Il clima di questi giorni, però, prosegue il sacerdote, è pesantissimo e ricorda molto la “caccia all’untore di manzoniana memoria”. Se, in linea generale, una legge che punisce chi irride l’orientamento di qualcuno e ne minaccia l’incolumità “non può che trovarmi d’accordo”, rimane inamovibile l’ostacolo più grosso. “Potrò, in futuro, continuare a esprimere le mie idee, scrivere i miei articoli, fare le mie catechesi senza passare per omofobo ed essere trascinato in tribunale?”, si domanda don Maurizio.
C’è poi un’altra espressione più che mai equivoca. In nome dell’“identità di genere”, “in giro per il mondo già ci sono episodi imbarazzanti a riguardo”, rimarca il parroco di Caivano, ponendosi ulteriori dubbi. Quindi, cosa succederà? “Che un fratello trans che si sente donna può gareggiare, per esempio, nello sport, con le donne verso le quali avrebbe un vantaggio fin dall’inizio? O che un detenuto maschio affermando di sentirsi donna può essere recluso nel reparto femminile?”. La risposta etica di don Maurizio a tali interrogativi è implicita e contenuta nelle domande stesse.

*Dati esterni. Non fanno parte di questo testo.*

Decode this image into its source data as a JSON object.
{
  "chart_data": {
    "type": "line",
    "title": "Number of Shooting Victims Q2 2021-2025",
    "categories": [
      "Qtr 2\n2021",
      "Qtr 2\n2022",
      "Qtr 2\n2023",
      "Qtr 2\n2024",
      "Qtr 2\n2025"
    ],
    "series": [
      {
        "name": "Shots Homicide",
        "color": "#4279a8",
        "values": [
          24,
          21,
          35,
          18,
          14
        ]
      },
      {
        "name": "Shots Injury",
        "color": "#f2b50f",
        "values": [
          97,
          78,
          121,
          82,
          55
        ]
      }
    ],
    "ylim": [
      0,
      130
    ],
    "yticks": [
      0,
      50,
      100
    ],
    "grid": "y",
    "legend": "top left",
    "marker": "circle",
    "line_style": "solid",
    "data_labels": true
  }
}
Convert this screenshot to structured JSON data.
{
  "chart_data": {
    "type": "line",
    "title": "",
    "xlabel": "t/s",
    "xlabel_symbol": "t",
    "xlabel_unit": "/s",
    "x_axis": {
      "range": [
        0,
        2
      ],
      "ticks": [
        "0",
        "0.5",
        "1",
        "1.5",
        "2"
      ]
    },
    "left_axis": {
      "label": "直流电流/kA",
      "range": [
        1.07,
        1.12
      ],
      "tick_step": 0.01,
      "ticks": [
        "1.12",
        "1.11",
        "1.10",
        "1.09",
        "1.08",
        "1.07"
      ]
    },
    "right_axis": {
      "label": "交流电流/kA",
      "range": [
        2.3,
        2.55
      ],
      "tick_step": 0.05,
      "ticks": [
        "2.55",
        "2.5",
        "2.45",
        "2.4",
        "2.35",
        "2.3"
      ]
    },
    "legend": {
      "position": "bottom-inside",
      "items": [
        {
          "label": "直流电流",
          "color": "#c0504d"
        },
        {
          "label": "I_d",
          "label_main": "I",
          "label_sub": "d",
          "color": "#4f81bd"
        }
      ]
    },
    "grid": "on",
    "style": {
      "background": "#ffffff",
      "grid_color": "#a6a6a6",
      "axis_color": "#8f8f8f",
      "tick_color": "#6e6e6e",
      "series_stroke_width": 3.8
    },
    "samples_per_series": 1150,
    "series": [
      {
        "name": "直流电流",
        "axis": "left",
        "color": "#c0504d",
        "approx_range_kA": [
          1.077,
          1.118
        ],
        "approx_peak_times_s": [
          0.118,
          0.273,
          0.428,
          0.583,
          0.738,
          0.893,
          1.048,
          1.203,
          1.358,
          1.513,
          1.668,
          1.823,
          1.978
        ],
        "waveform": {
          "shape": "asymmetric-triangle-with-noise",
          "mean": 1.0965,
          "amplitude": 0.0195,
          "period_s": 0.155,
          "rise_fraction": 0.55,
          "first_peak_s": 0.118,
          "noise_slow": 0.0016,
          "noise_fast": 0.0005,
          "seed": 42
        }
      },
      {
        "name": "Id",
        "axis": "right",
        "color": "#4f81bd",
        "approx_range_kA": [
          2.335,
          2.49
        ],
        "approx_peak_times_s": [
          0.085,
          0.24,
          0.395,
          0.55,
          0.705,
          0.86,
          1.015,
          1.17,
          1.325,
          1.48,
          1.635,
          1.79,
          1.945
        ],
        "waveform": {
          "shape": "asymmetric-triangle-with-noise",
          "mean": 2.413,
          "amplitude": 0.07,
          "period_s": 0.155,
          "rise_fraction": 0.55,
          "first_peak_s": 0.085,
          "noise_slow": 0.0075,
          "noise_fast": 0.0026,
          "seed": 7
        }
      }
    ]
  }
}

Di seguito, il sacerdote affronta il nodo critico dell’utero in affitto. “Io non voglio, Gabriele – scrive don Patriciello – che ti venga negato nessun diritto, ma non voglio nemmeno che venga negato ai più piccoli che non hanno la possibilità di poterli fare valere”. Un figlio, aggiunge, è un “dono immenso, desiderarlo è comprensibile” ma “non è un diritto”. È invece diritto del bambino il poter “rimanere con la sua mamma”, perché “il bambino è una persona, un essere umano, non è una merce da comprare e nemmeno un dono da regalare”.
Persino quando l’affitto del proprio utero avviene consensualmente, “è proprio questo ‘contratto’ che mi spaventa”, afferma don Maurizio, perché la donna che lo fa è “quasi certamente povera” e a lei “viene chiesto di portare nella propria carne una gravidanza, con tutti i rischi di ordine fisici, psicologici, affettivi, e poi privarla del suo bambino”. E allora, ribadisce il sacerdote, “io vorrò continuare a lottare contro ogni abuso dei ricchi sulla pelle dei poveri; dei grandi sulla pelle dei piccoli; dei nati sulla pelle dei non ancora nati”.
“Io vorrò continuare – prosegue don Maurizio – a incontrare, discutere, litigare, scherzare con Gabriele, senza fargli pesare il mio essere prete, senza che mi faccia pesare il suo essere omosessuale”. E offendere un gay in quanto tale, è un “obbrobrio”, “mettere alla gogna un prete e calunniarlo come ‘omofobo’ per le sue idee, la sua fede, le sue convinzioni, è lo stesso obbrobrio, uguale e contrario. E spero che tu, Gabriele – conclude Patriciello – ti batterai perché questo scempio non abbia ad accadere mai. In caso contrario ci perderemo tutti”. [L.M.]